Pubblicato il autore: Christian Vannozzi Segui

roberto manciniNon mancano i guai per Roberto Mancini, criticatissimo dalla stampa a causa della faraonica campagna acquisti che però non ha portato nulla in casa nerazzurra deve ora rispondere anche ai giudizi avvelenati di Luciano Moggi, che di certo non manca di infilare il coltello nella piaga visti i deludentissimi risultati del coach di Jesi.

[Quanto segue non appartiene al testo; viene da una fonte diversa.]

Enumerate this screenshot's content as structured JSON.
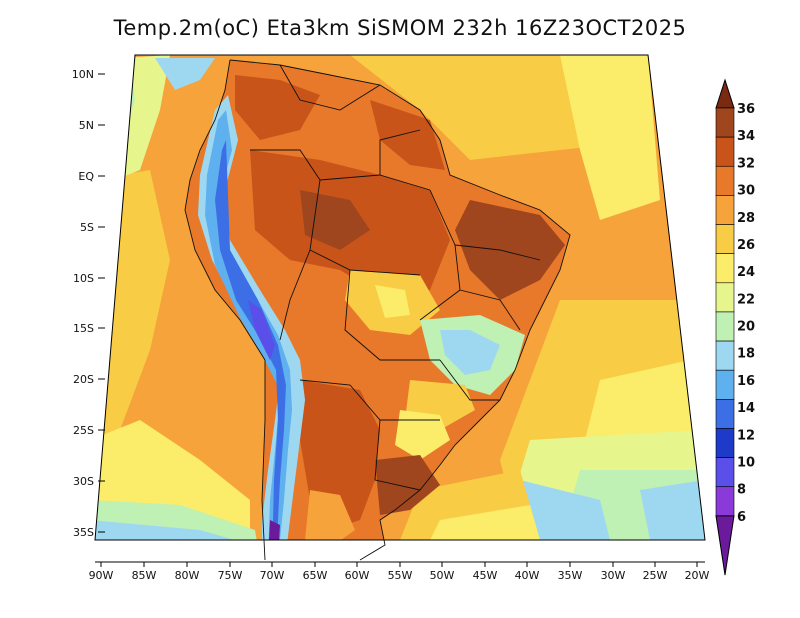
{
  "title": "Temp.2m(oC) Eta3km SiSMOM 232h 16Z23OCT2025",
  "lat_labels": [
    "10N",
    "5N",
    "EQ",
    "5S",
    "10S",
    "15S",
    "20S",
    "25S",
    "30S",
    "35S"
  ],
  "lon_labels": [
    "90W",
    "85W",
    "80W",
    "75W",
    "70W",
    "65W",
    "60W",
    "55W",
    "50W",
    "45W",
    "40W",
    "35W",
    "30W",
    "25W",
    "20W"
  ],
  "colorbar": {
    "labels": [
      "36",
      "34",
      "32",
      "30",
      "28",
      "26",
      "24",
      "22",
      "20",
      "18",
      "16",
      "14",
      "12",
      "10",
      "8",
      "6"
    ],
    "colors": [
      "#7a2a10",
      "#a0461e",
      "#c8541a",
      "#e8782a",
      "#f5a33a",
      "#f8cc44",
      "#fbec6a",
      "#e6f58c",
      "#bff0b4",
      "#9ed8f0",
      "#5fb0ee",
      "#3c6fe6",
      "#1e3ac8",
      "#5a4fe8",
      "#8a3ad8",
      "#6a1a9a"
    ]
  }
}
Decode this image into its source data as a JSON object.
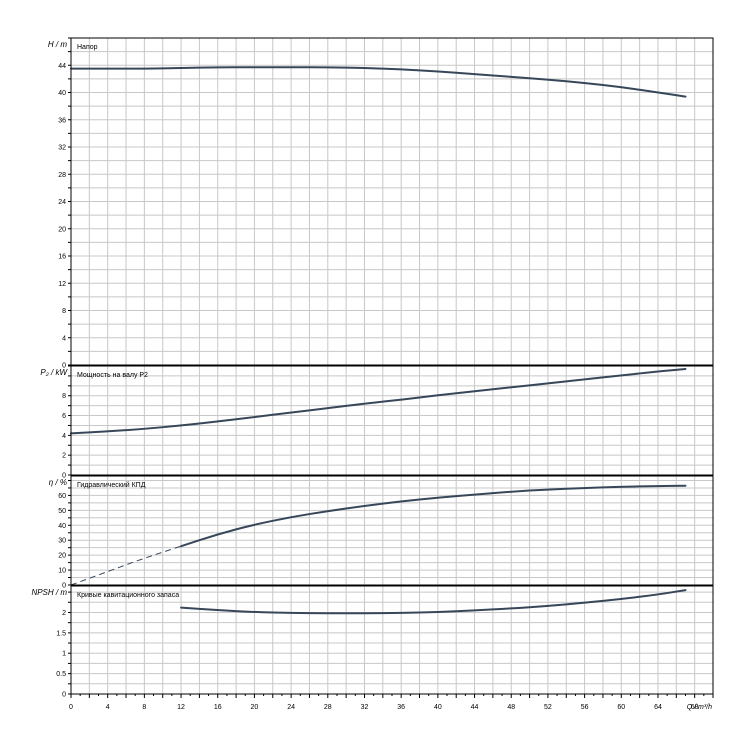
{
  "chart_data": {
    "type": "line",
    "x_axis": {
      "label": "Q / m³/h",
      "min": 0,
      "max": 70,
      "major_ticks": [
        0,
        4,
        8,
        12,
        16,
        20,
        24,
        28,
        32,
        36,
        40,
        44,
        48,
        52,
        56,
        60,
        64,
        68
      ]
    },
    "grid": true,
    "panels": [
      {
        "id": "head",
        "ylabel": "H / m",
        "title": "Напор",
        "ylim": [
          0,
          48
        ],
        "yticks": [
          0,
          4,
          8,
          12,
          16,
          20,
          24,
          28,
          32,
          36,
          40,
          44
        ],
        "series": [
          {
            "x": [
              0,
              4,
              8,
              12,
              16,
              20,
              24,
              28,
              32,
              36,
              40,
              44,
              48,
              52,
              56,
              60,
              64,
              67
            ],
            "y": [
              43.5,
              43.5,
              43.5,
              43.6,
              43.7,
              43.7,
              43.7,
              43.7,
              43.6,
              43.4,
              43.1,
              42.7,
              42.3,
              41.9,
              41.4,
              40.8,
              40.0,
              39.4
            ]
          }
        ]
      },
      {
        "id": "power",
        "ylabel": "P₂ / kW",
        "title": "Мощность на валу P2",
        "ylim": [
          0,
          11
        ],
        "yticks": [
          0,
          2,
          4,
          6,
          8
        ],
        "series": [
          {
            "x": [
              0,
              4,
              8,
              12,
              16,
              20,
              24,
              28,
              32,
              36,
              40,
              44,
              48,
              52,
              56,
              60,
              64,
              67
            ],
            "y": [
              4.2,
              4.4,
              4.65,
              5.0,
              5.4,
              5.85,
              6.3,
              6.75,
              7.2,
              7.6,
              8.05,
              8.45,
              8.85,
              9.25,
              9.65,
              10.05,
              10.45,
              10.7
            ]
          }
        ]
      },
      {
        "id": "efficiency",
        "ylabel": "η / %",
        "title": "Гидравлический КПД",
        "ylim": [
          0,
          73
        ],
        "yticks": [
          0,
          10,
          20,
          30,
          40,
          50,
          60
        ],
        "series": [
          {
            "x": [
              0,
              4,
              8,
              12
            ],
            "y": [
              0,
              9,
              18,
              26
            ],
            "style": "dashed"
          },
          {
            "x": [
              12,
              16,
              20,
              24,
              28,
              32,
              36,
              40,
              44,
              48,
              52,
              56,
              60,
              64,
              67
            ],
            "y": [
              26,
              34,
              40.5,
              45.5,
              49.5,
              53,
              56,
              58.5,
              60.5,
              62.5,
              64,
              65,
              65.8,
              66.3,
              66.5
            ]
          }
        ]
      },
      {
        "id": "npsh",
        "ylabel": "NPSH / m",
        "title": "Кривые кавитационного запаса",
        "ylim": [
          0,
          2.65
        ],
        "yticks": [
          0,
          0.5,
          1,
          1.5,
          2
        ],
        "ytick_labels": [
          "0",
          "0.5",
          "1",
          "1.5",
          "2"
        ],
        "series": [
          {
            "x": [
              12,
              16,
              20,
              24,
              28,
              32,
              36,
              40,
              44,
              48,
              52,
              56,
              60,
              64,
              67
            ],
            "y": [
              2.12,
              2.06,
              2.01,
              1.99,
              1.98,
              1.98,
              1.99,
              2.01,
              2.05,
              2.1,
              2.16,
              2.24,
              2.33,
              2.44,
              2.55
            ]
          }
        ]
      }
    ]
  }
}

La prestazione mediocre dei nerazzurri contro la Juventus ha infatti scatenato l’ex direttore generale bianconero che evidenzia come il Mancio non abbia saputo mettere assieme una squadra, nonostante abbia avuto tutto ciò che desiderasse dal buon Thohir, che ha speso tanto senza veder rientrare assolutamente nulla. Sicuramente le innumerevoli formazioni e i ripetuti cambi nel modulo di gioco non sono stati d’aiuto per dei giocatori che sono letteralmente entrati in confusione, generando lo scempio che ora si vede in campo. L’Inter è ormai la squadra che gioca peggio in serie A, una formazione priva di identità che ha rischiato di perdere anche contro il Verona, ultimo in classifica.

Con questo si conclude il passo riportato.